Keith and Kristyn Getty
On Hymns for the Christian Life, the extraordinary new album from the Irish singing and songwriting team of Keith and Kristyn Getty, four distinct and seemingly divergent objectives have been seamlessly integrated into a single triumphant expression of both traditional and contemporary worship.
Their initial achievement has been to create a polished, musically sophisticated and immediately accessible collection of songs. Ably assisting in that process is veteran producer Charlie Peacock, whose extensive resume ranges from Amy Grant to Switchfoot to his own extensive solo output. With Peacock’s sure hand at the soundboard, Hymns for the Christian Life is simply one of the best sounding worship releases in recent memory. This resonant, artfully arranged and stylistically cohesive album showcases the Gettys’ gift for Celtic melodies, flavored with American country and folk flourishes. Enhancing that musical mix is a cast of topnotch studio musicians, heard to rollicking effect on the instrumental track “The Village Reel.” Also featured is an array of special guests, ranging from famed Irish vocalist Moya Brennan to Nashville stalwarts’ Ricky Skaggs and Alison Krause (spotlighted on a new rendition of “In Christ Alone,” the Gettys groundbreaking 2007 hymn).
The second notable achievement of Hymns for the Christian Life is in its range of congregationally-friendly worship choruses. “In Christ Alone” has already become a widely popular Sunday morning selection and here the Gettys offer a handful of new originals every bit as uplifting. Among the standouts are the albums opening cut, “Christ Is Risen, Indeed He Is Risen” and “Oh, How Good It Is.” The rousing “Kyrie Eleison” is treated to an exuberant African arrangement and “Holy Spirit,” a Getty concert closer, features the stirring melody of “Gabriel’s Oboe” from the film The Mission. Simply put, Hymns for the Christian Life offers worship leaders seeking to enliven their services with a wealth of fresh, singable material.
The third essential element that has gone into the making Hymns for the Christian Life is best expressed in the Gettys wide ranging approach to hymn writing. In his interview with Worship Leader, Keith Getty summed up his intent for the album to be, in part, a vehicle for presenting hymns about “the stuff of everyday life: money, work, community, doubt, caring for the needs of others and wisdom through suffering.” It’s a goal brilliantly encapsulated on such tracks as “A Mother’s Prayer,” “Before You I Kneel (A Worker’s Prayer)” and “Simple Living,” which uses the parable of the rich young man as a meditation on the true source of wealth and riches.
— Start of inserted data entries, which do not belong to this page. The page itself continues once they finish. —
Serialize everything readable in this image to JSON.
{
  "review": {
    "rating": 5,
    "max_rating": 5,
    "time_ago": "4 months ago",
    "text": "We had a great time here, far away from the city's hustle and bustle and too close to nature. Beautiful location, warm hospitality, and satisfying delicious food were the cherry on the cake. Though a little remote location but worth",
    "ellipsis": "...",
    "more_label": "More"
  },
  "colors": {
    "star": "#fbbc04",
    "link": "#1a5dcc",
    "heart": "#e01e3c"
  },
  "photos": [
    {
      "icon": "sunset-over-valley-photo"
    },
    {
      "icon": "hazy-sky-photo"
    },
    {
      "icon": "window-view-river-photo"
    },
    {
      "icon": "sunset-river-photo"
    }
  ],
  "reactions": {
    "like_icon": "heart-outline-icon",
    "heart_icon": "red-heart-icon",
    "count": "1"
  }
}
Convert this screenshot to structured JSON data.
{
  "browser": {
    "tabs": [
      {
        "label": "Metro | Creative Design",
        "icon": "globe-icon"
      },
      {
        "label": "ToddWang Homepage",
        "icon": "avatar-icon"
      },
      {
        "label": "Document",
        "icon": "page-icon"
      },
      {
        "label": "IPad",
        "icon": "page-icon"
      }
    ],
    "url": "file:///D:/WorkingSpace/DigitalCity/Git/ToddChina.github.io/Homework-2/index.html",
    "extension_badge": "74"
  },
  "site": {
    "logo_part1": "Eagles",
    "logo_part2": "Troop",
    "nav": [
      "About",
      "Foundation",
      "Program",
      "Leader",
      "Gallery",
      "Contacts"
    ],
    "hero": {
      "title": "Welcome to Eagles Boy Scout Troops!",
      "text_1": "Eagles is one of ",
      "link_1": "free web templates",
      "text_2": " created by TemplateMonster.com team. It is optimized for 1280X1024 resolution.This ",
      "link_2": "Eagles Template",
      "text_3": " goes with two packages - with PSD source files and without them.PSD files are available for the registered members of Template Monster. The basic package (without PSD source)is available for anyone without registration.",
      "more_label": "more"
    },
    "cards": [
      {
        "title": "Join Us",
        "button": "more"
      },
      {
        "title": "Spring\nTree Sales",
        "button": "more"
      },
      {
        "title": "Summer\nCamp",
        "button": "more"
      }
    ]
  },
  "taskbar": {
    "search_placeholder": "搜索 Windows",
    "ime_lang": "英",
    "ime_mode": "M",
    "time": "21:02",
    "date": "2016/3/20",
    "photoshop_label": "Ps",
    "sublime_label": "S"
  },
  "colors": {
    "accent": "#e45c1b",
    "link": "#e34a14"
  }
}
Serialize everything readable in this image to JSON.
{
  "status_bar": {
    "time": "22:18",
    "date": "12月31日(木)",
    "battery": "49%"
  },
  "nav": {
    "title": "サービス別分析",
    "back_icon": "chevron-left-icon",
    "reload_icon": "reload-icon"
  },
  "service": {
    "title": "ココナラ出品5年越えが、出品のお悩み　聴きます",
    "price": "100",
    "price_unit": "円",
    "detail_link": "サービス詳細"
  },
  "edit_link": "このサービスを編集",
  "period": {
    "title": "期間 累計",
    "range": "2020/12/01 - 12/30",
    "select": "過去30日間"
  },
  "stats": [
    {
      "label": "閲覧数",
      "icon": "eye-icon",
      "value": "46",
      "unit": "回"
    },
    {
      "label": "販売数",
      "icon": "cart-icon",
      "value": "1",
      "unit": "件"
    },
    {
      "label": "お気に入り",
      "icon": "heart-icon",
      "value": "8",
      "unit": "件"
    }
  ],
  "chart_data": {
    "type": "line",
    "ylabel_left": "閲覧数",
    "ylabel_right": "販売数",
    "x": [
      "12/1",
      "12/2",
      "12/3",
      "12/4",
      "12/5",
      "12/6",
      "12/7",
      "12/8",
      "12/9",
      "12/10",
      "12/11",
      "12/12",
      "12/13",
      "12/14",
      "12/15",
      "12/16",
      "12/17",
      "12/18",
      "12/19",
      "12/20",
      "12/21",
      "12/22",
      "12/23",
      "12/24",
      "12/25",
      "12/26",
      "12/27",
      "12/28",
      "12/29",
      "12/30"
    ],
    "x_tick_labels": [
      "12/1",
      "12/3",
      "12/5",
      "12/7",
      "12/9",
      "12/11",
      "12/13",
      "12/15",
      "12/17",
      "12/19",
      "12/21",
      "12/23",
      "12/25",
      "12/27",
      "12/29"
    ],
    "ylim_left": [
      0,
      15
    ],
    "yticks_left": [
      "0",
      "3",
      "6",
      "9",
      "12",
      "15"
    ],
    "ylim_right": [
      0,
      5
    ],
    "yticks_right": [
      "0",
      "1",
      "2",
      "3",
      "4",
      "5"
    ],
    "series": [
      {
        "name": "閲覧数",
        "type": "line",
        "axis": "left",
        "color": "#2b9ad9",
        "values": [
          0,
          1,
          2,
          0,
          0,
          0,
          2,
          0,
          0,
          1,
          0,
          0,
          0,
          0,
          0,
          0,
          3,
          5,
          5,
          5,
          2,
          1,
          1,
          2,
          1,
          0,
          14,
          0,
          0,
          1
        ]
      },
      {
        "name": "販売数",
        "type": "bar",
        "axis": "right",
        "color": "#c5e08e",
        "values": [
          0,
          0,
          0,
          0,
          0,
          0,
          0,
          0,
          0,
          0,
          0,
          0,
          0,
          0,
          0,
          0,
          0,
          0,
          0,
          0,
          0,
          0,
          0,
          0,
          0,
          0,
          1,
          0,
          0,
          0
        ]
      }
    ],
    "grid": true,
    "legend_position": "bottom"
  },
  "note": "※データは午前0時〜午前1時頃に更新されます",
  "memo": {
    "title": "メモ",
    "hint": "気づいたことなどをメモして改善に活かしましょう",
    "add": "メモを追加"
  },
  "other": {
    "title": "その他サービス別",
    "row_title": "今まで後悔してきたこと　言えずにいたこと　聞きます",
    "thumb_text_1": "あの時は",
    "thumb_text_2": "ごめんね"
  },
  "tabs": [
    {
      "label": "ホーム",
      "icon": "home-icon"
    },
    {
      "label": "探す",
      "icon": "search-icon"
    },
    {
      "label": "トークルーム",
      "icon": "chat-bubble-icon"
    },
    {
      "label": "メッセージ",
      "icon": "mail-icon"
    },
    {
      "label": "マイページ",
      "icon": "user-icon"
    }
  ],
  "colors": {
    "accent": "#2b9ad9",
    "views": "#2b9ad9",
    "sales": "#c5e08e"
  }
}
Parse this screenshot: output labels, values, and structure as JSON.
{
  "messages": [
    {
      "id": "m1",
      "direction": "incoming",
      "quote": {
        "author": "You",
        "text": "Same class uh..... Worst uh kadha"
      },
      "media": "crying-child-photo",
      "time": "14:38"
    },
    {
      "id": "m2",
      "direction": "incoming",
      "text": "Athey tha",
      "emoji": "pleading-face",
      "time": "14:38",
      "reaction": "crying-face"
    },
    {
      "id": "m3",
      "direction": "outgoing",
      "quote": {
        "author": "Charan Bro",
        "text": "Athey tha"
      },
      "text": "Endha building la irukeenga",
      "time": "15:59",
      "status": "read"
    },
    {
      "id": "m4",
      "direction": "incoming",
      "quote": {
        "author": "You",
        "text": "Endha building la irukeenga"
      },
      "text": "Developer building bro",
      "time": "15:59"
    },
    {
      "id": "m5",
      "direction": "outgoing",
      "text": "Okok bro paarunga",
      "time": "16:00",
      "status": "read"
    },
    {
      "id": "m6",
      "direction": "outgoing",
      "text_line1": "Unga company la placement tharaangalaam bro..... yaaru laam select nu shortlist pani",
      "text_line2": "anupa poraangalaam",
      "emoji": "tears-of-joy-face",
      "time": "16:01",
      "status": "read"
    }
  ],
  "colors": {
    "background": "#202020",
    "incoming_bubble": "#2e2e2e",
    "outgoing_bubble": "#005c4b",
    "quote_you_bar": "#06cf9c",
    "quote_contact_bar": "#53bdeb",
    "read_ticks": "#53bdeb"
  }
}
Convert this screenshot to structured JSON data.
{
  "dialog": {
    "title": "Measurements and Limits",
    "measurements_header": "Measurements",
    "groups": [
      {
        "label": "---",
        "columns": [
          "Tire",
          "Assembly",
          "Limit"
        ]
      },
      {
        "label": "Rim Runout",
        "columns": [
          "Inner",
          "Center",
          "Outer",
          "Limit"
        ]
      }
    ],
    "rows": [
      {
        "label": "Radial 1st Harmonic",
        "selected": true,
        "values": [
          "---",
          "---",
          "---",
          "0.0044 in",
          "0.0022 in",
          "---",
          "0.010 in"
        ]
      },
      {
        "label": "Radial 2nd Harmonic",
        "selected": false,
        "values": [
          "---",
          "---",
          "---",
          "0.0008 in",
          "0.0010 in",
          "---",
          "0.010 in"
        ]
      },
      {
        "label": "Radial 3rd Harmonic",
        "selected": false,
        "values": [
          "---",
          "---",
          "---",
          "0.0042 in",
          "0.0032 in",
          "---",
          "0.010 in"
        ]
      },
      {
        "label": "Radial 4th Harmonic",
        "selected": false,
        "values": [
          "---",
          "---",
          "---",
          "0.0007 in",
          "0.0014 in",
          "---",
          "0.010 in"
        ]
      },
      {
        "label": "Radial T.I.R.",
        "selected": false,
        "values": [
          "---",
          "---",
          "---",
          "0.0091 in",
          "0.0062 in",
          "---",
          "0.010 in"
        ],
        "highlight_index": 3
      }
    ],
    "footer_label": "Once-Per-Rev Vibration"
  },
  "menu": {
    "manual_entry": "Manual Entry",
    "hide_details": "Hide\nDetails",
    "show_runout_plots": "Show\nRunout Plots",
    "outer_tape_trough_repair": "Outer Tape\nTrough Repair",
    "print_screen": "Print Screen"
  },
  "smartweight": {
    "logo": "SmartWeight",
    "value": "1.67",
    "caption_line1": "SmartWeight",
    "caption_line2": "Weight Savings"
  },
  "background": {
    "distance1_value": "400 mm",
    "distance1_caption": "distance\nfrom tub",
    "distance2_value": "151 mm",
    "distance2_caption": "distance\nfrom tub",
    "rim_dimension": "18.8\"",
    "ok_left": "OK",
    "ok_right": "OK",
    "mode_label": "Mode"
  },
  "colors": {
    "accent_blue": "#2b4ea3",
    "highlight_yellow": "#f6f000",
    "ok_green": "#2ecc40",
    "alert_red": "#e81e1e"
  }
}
These “everyday” hymns are part of the Getty’s deep roots in the enduring traditions of sacred music, a fidelity to an ancient legacy reaching back to the Psalms. On Hymns for the Christian Life that focus is expressed in a lyrical density heard on many of these selections. The purpose of hymns as a means of theological instruction is a constant theme on the album, most notably on such standouts as “The Perfect Wisdom of God,” and “My Heart Is Filled With Thankfulness,” which both deliver a message of saving grace with unflinching honesty.
It is this merging of ancient truth with a modern sensibility that is the final and, in many ways, the most significant achievement of Hymns for the Christian Life. The Gettys exceptional balance of old and new is on glorious display in their treatment of the venerable old hymn “Nothing But The Blood,” here treated to a modern arrangement that sacrifices none of its theological resonance by creating a setting sensitively attuned to contemporary ears.
With Hymns for the Christian Life, Keith and Kristyn Getty offer up a new direction in worship music, firmly grounded in the common heritage of all Christians.